Síntesis de Reflexiones de Francisco en Cuba

“Desde hace varios meses, estamos siendo testigos de un acontecimiento que nos llena de esperanza: el proceso de normalización de las relaciones entre dos pueblos, tras años de distanciamiento... Es un signo de la victoria de la cultura del encuentro, del diálogo, del «sistema del acrecentamiento universal... por sobre el sistema, muerto para siempre, de dinastía y de grupos» (José Martí, ibíd.). Animo a los responsables políticos a continuar avanzando por este camino y a desarrollar todas sus potencialidades, como prueba del alto servicio que están llamados a prestar en favor de la paz y el bienestar de sus pueblos y de toda América, y como ejemplo de reconciliación para el mundo entero.
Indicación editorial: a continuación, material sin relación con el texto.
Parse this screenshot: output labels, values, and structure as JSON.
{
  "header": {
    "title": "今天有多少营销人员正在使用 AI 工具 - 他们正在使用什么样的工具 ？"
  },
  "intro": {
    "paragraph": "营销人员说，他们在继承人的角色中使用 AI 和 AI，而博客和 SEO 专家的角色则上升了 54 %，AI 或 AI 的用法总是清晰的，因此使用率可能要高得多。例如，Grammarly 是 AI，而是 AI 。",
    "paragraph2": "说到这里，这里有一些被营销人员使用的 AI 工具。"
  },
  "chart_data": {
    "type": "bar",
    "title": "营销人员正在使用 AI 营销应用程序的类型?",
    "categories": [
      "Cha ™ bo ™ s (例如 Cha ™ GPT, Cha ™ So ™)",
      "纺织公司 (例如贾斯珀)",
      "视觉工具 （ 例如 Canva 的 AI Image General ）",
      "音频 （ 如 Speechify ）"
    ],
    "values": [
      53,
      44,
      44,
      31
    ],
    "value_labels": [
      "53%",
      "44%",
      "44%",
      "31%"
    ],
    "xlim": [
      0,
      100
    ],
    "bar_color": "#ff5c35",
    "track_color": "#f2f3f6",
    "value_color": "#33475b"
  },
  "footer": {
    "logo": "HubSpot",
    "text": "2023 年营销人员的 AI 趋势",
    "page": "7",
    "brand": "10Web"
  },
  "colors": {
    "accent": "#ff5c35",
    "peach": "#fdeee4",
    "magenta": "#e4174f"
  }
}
El mundo necesita reconciliación en esta atmósfera de tercera guerra mundial por etapas que estamos viviendo”. En el aeropuerto de La Habana. 19 de septiembre de 2015 (ZENIT.org)
“¡Cuántas religiosas y religiosos queman y repito el verbo, queman su vida acariciando material de descarte!.  Gracias por lo que haces y en vos gracias a todas estas mujeres y a tantas mujeres consagradas al servicio de lo inútil porque no se puede hacer ninguna empresa, no se puede ganar plata, no se llevar adelante absolutamente nada constructivo, entre comillas con esos hermanos nuestros, con los menores, con los más pequeños. Ahí resplandece Jesús y ahí resplandece mi opción por Jesús. Gracias a vos, y a todos los consagrados y consagradas que hacen esto”. “Pero hay  un lugar privilegiado para el sacerdote donde aparece ese último, ese mínimo, el más pequeño, y es el confesionario. Y ahí, cuando ese hombre o esa mujer te muestra su miseria, ojo que es la misma que tienes vos y que Dios te salvó ¿eh? de no llegar hasta ahí. Cuando te muestra su miseria, por favor, no lo retes, no la retes, no lo castigues, si no tienes pecado tira la primera piedra. Pero solamente con esa condición. Si no piensa en tus pecados y piensa que vos puede ser esa persona, y piensa que vos potencialmente puedes llegar más bajo todavía y piensa que vos en ese momento tienes un tesoro en las manos que es la misericordia del Padre. Por favor, a los sacerdotes, no se cansen de perdonar. Sean perdonadores. No se cansen de perdonar como lo hacía Jesús”. Catedral Inmaculada Concepción y San Cristóbal de La Habana. 20 de septiembre de 2015 (ZENIT.org)
“Una palabra que cayó fuerte: “soñar”. Un escritor latinoamericano decía que las personas tenemos dos ojos: uno de carne y otro de vidrio. Con el ojo de carne vemos lo que miramos, con el ojo de vidrio vemos lo que soñamos. Esta lindo, ¿eh? En la objetividad de la vida tiene que entrar la capacidad de soñar. Y un joven que no es capaz de soñar está clausurado en sí mismo, está encerrado en sí mismo. Claro, uno a veces sueña cosas que nunca van a suceder. Pues soñalas, deséalas, busca horizontes, abrite, abrite a cosas grandes. No sé si en Cuba se usa la palabra, pero los argentinos decimos: “No te arrugues”, ¿eh? No te arrugues, abrite, abrite y soñá. Soñá que el mundo con vos puede ser distinto. Soñá que si vos ponés lo mejor de vos, vas a ayudar a que ese mundo sea distinto”. “Todos eran distintos, pero todos estaban trabajando en común, por el bien común. Eso se llama amistad social: buscar el bien común. La enemistad social destruye. Y una familia se destruye por la enemistad, un país se destruye por la enemistad, el mundo se destruye por la enemistad. Y la enemistad más grande es la guerra. Y hoy día vemos que el mundo se está destruyendo por la guerra, porque son incapaces de sentarse y hablar. Bueno, negociemos. ¿Qué podemos hacer en común? ¿En qué cosas no vamos a ceder? Pero no matemos más gente. Cuando hay división hay muerte, hay muerte en el alma, porque estamos matando la capacidad de unir. Estamos matando la amistad social. Y eso es lo que yo les pido a ustedes hoy: sean capaces de crear la amistad social”.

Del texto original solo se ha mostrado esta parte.